A primeira categoria é Marketplace, com plataformas que interligam profissionais e serviços na área de saúde. Ela se subdivide em: Oferta de Terceiros, em que atuam como um canal entre profissionais e clientes; Oferta Própria, em que centralizam a padronização dos serviços; e Rede de Clínicas, que consiste em um conjunto de clínicas populares disponíveis e com preços acessíveis.

A segunda categoria é o Wearables & IoT, com produtos que acompanham informações básicas dos pacientes, como atividade física, alimentação e sono e indicadores de saúde focados em doenças crônicas.

A terceira categoria é o Relacionamento com Pacientes, plataformas que contribuem para a comunicação com pacientes. É subdividida em três subcategorias: Engajamento de Pacientes, para o acompanhamento de tratamento; Terapias Digitais, para o acompanhamento de condições de saúde; e Comunicação.

A quarta categoria é a Gestão e Prontuário Eletrônico, com plataformas que disponibilizam apoio para gestão de setores de saúde, como hospitais e clínicas, e desdobrada nas subcategorias Atestados, Laudos e Prescrição; Gestão de Clínicas; Gestão Hospitalar e Prontuário Eletrônico.

A quinta categoria é Telemedicina, que possibilita o compartilhamento de informações entre médicos e pacientes à distância, através de tecnologias de comunicação.

A sexta categoria é a de Dispositivos Médicos, plataforma que tem como utilidade de atribuir diagnóstico, possibilitar acompanhamento médico à distância e realizar treinamentos, com dois subgrupos: Impressoras 3D e Equipamentos.

A sétima categoria é Farmacêutica e Diagnóstico, dividida em quatro subcategorias: E-commerce, com plataformas para comercialização de remédios comuns; Exames, com tecnologias para exames de diagnósticos; Genômica, com análise de dados para diagnóstico; e Pesquisa Farmacêutica, com foco em pesquisa para novos medicamentos.

A oitava categoria é AI & Big Data, o uso de inteligência artificial em tecnologias médicas, subdividida em duas subcategorias: AI & Robótica, com uso de inteligência artificial em diagnósticos, próteses e atendimento; e Big Data & Analytics, com análises de banco de dados relevantes para o setor.

A nona, e última, categoria, é o Acesso à Informação, disponibilizado através de tecnologias. As subcategorias são três, Fitness e Bem estar; Planos de Saúde, realizando a negociação de planos; e Portais e Conteúdo Educativo, oferecendo acesso a matérias de educação da área.

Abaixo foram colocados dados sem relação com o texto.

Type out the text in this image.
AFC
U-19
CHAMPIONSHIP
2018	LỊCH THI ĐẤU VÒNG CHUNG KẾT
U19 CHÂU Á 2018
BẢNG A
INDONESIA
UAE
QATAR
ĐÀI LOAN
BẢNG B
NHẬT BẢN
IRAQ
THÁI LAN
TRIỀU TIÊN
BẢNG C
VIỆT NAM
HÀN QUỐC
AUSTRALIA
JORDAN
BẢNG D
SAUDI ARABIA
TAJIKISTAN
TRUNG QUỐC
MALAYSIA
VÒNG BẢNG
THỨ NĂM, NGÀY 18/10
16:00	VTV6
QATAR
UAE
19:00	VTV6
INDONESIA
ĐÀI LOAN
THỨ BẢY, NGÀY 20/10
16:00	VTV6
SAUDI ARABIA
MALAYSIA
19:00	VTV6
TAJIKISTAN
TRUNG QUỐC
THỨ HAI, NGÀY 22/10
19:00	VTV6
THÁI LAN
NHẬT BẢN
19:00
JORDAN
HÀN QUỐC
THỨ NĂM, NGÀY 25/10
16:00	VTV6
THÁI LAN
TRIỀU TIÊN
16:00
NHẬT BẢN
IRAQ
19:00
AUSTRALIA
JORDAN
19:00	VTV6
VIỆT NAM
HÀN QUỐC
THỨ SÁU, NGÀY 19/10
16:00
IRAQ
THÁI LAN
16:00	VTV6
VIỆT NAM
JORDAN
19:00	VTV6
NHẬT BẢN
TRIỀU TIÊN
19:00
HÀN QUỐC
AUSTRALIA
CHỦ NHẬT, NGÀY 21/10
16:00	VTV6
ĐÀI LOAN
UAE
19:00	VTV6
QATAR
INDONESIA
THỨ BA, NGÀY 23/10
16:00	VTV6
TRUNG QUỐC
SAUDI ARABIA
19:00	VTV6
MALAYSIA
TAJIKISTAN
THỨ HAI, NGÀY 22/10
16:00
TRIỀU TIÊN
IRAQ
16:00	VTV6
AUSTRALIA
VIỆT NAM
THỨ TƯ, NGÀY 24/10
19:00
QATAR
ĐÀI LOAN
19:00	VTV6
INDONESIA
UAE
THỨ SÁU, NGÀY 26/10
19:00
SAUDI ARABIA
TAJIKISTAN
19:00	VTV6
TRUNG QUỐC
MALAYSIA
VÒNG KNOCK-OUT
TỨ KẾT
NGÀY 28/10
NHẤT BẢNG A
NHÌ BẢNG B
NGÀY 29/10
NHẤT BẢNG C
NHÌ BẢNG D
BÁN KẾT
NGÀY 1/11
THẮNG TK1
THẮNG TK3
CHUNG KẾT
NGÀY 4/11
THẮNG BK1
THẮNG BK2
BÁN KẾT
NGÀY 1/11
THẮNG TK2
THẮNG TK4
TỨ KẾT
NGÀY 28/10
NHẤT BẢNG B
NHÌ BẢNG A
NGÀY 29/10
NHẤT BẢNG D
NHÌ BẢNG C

A Figura 1 apresenta como as 386 healthtechs mapeadas se dividem entre as nove categorias.

Figura 1 – Quantitativo proporcional de healthtechs por categoria.

 

Impactos setoriais da Covid-19

Naturalmente, as mudanças de hábitos de consumo conseguintes à Covid-19 impactam setores e produtos diferentes de formas distintas. Um estudo da Bain & Co. divulgado pelo jornal Estado de São Paulo³ divide os setores de acordo com o impacto esperado sobre a demanda tanto no curto prazo quanto no longo prazo.

Em primeiro lugar estão os setores cujas demandas cresceram com a crise e devem se manter em um patamar elevado, incluindo ensino à distância, entretenimento online, ferramentas para trabalho remoto, nutrição e saúde, telemedicina, plano de saúde e seguro de vida.

Em seguida, estão os setores cujas demandas cresceram no curto prazo, mas tendem a se estabilizar, incluindo alimentação, internet banda larga e telefonia, produtos de limpeza, e produtos de prevenção de contágio, como álcool em gel e máscaras.

O terceiro grupo de setores inclui os que observaram uma queda imediata da demanda na crise, mas com potencial de recuperação na sequência, como eletrodomésticos, produtos de beleza, vestuário e serviços de beleza.

Por fim, há os setores cujas demandas tiveram queda na crise e devem demorar a se recuperar, como academias de ginástica, cinema e teatro, eventos, hotéis, restaurantes e turismo.

Desdobramentos dos impactos setoriais da Covid-19 sobre as healthtechs

O cruzamento das conclusões do estudo da Bain & Co. com as categorias utilizadas no relatório da Distrito permite arriscar algumas projeções do impacto da Covid-19 sobre as startups em saúde. É importante observar que a falta de acesso aos detalhes metodológicos dos estudos nos canais levantados limita a acurácia dessa comparação. As projeções aqui presentes devem, portanto, ser entendidas como hipóteses preliminares, a serem validadas com estudos mais focados.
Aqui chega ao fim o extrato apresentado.